Following a suicide attack on Kirkuk intelligence agencies on April 28, a provincial MP warned that international coalition intelligence had previously served to prevent such attacks, but that there is now a lack of such support following their withdrawal from a base in the area in late March.

In Salahuddin, local troops received factions backed by Iran when US military aid first failed to materialize in the immediate wake of IS taking over a large part of the province in 2014. The face of Kataib Hezbollah commander Abu Mahdi al- Muhandis, killed by a US drone strike on January 3 at Baghdad airport, has long figured heavily on billboards in the entire province.

Meanwhile, coalition airstrikes continue to target IS in Iraq. On April 25, Britain announced that it had launched its first anti-IS airstrikes in seven months on April 10, near Tuz Khurmato in Kirkuk Province. International Coalition spokesman Col. Myles B. Caggins III tweeted April 30, “Bombs away!” – link to a video showing what he said was an air strike on the Hamreen Mountains the previous day.

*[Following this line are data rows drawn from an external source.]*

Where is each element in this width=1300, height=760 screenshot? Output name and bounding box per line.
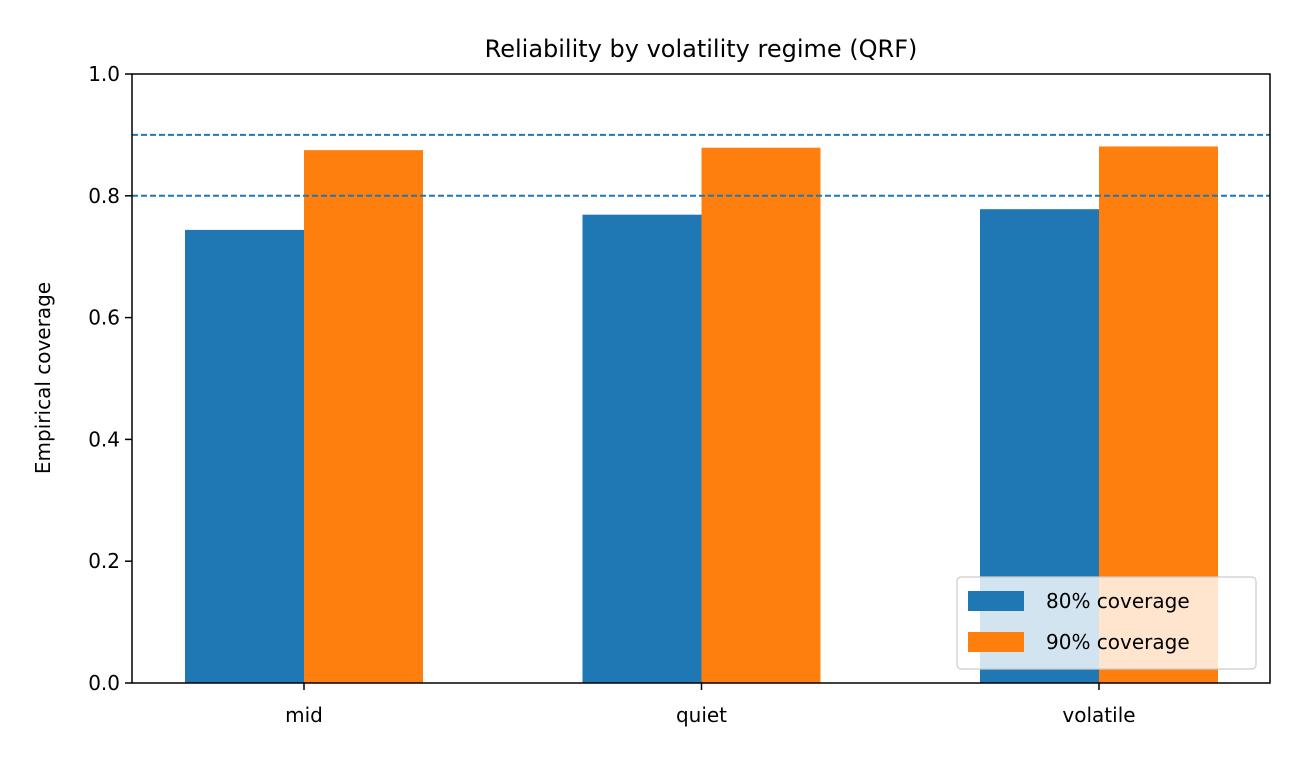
legend-swatch-80 xyxy=(968,591,1024,611)
y-tick-label: 0.2 xyxy=(88,549,120,573)
bar-mid-90 xyxy=(304,150,423,683)
y-tick-label: 0.0 xyxy=(88,671,120,695)
bar-quiet-80 xyxy=(582,214,702,683)
legend-label-90: 90% coverage xyxy=(1046,630,1190,654)
legend-label-80: 80% coverage xyxy=(1046,589,1190,613)
legend: 80% coverage 90% coverage xyxy=(956,576,1257,670)
x-tick-label-mid: mid xyxy=(285,703,323,727)
legend-box xyxy=(956,576,1257,670)
y-axis-label: Empirical coverage xyxy=(31,282,55,474)
y-tick-label: 0.4 xyxy=(88,427,120,451)
chart-title: Reliability by volatility regime (QRF) xyxy=(485,35,918,63)
bar-quiet-90 xyxy=(701,147,821,684)
legend-swatch-90 xyxy=(968,632,1024,652)
y-tick-label: 1.0 xyxy=(88,62,120,86)
x-tick-label-quiet: quiet xyxy=(676,703,727,727)
plot-frame xyxy=(131,73,1271,684)
y-tick-label: 0.8 xyxy=(88,184,120,208)
y-tick-label: 0.6 xyxy=(88,306,120,330)
bar-mid-80 xyxy=(185,229,304,684)
plot-area: 0.0 0.2 0.4 0.6 0.8 1.0 mid quiet volatile xyxy=(88,62,1270,727)
x-tick-label-volatile: volatile xyxy=(1062,703,1135,727)
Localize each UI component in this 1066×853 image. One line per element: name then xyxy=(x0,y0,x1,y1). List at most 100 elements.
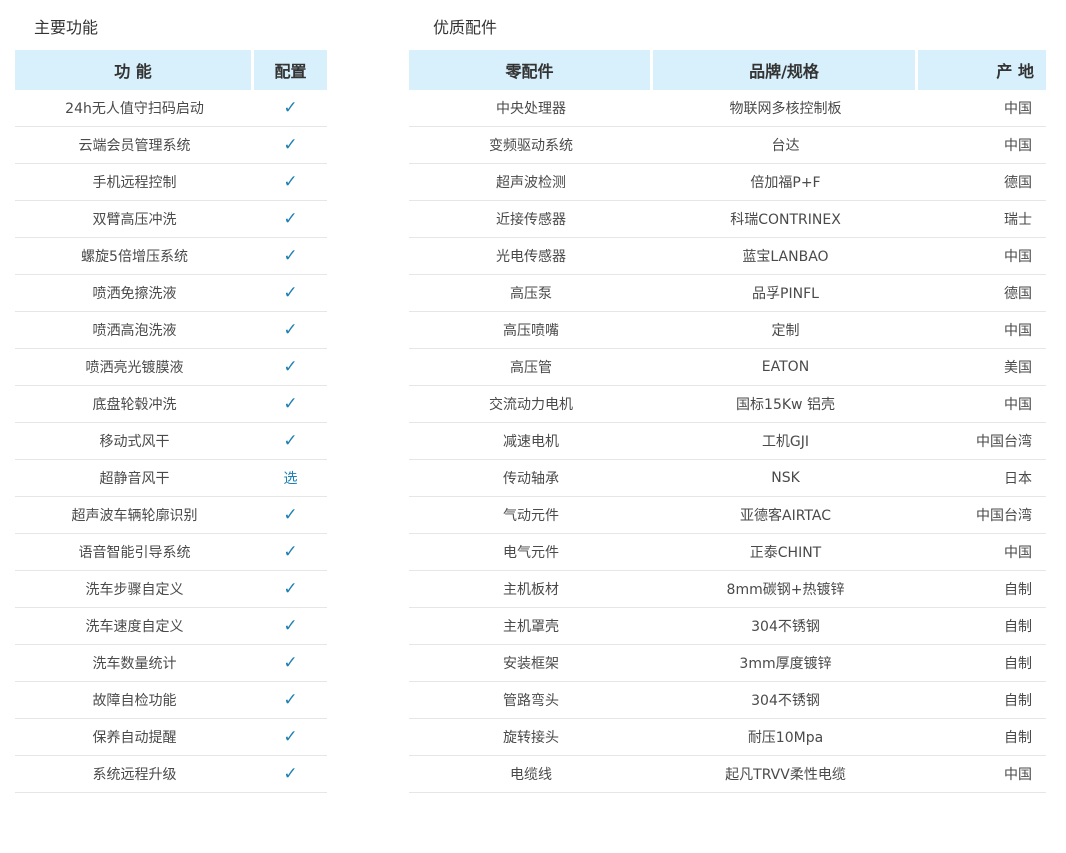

Salahhuddin regional council chairman Ahmed al-Krayem told Al-Monitor in a WhatsApp exchange in the early morning of May 3 that the previous day’s attack was “a reaction” from IS to a ” airstrike a week ago 15 IS (fighters) and two IS leaders were arrested – one a Turkish national and the other from Mosul, “adding that the area” has always been a target of terrorism “because of its geographical position which the eastern and western parts of the country connected.

Krayem added, “There have been problems between the Albu Issa tribe and IS (i.e. its predecessors) since 2007, when the tribe attacked al-Qaeda and killed some (of them).”

He claimed that these attacks simply “strengthened Albu Issa’s resolve to fight IS.”

The opinion that the refurbishment in attacks is a reaction to stronger action against IS concealment and remains would seem to coincide with that proposed by Caggins, who on April 26 had told Al-Monitor that greater activity by IS was partly ” because of Iraqi security forces direct action against Daesh (IS) shelters in mountainous regions and rural areas in north central Iraq. “

However, the magnitude and apparently coordinated nature of the attacks may point to an attempt at resurrection amid a continuing government space and suffering problems between the Kurdistan Regional Government and the central government in Baghdad.